Microkhan by Brendan I. Koerner

Poison on the March

July 15th, 2009 · No Comments

PoisoningDeaths
A loyal reader recently sent us the above graph, culled from a recent issue of Morbidity and Mortality Weekly Report. The accompanying text only explains what’s obvious to even the untrained eye: as the age-adjusted death rates linked to firearms and motor-vehicle accidents have declined, poison has become an increasingly efficient killer of Americans.

Does this mean our nation’s children are becoming more proficient at opening kitchen cabinets and getting at the cleaning supplies? Not at all—the Centers for Disease Control includes prescription drug overdoses among its poisoning statistics. And those overdoses constitute the vast majority of today’s cases of death-by-poison:

More than 23,000 unintentional poisoning deaths occurred in the United States in 2005. Almost all of them were due to drugs.

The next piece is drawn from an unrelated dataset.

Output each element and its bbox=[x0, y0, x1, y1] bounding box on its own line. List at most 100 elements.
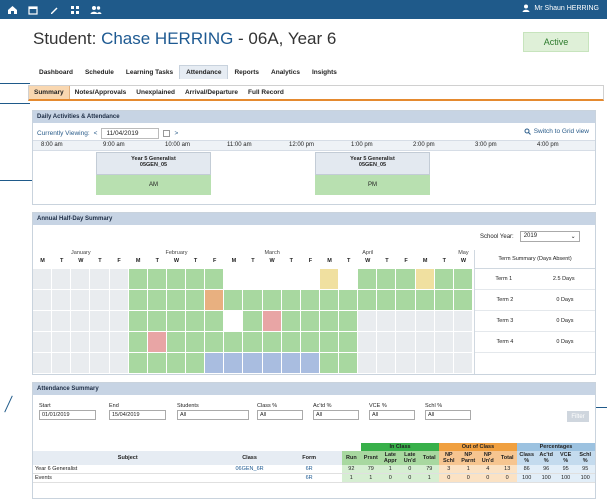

(Our bolding.) While about half of calls to poison-control centers involve concerns over children’s ingestion of chemicals, such incidents lead to relatively few fatalities—in part, of course, because the centers help the most severely affected victims obtain critical medical assistance. But adults who’ve taken too many pills? They’re less likely to call, perhaps because of their impaired judgment. And so, unlike with injuries due to firearms or traffic accidents, many poisoning victims never receive care until it’s too late.

The more important story here, however, is our increasing reliance on prescription drugs. Check out the stats here (PDF); the percent of Americans taking at least one medication per month increased by 19.4 percent between 1988 and 2004. And the number of heavy users—that is, people taking three or more prescriptions per month—nearly doubled over that same time span. Small wonder, then, that overdoses have increased—even the most beneficial medicines can do grave harm if taken in large quantities. Which is probably a good reason for physicians to be a wee bit more cautious when doling out the pills—something that’s unlikely to happen in our current FUBAR health-care system, in which writing scripts is often the quickest, cheapest way to dispense with bothersome patients.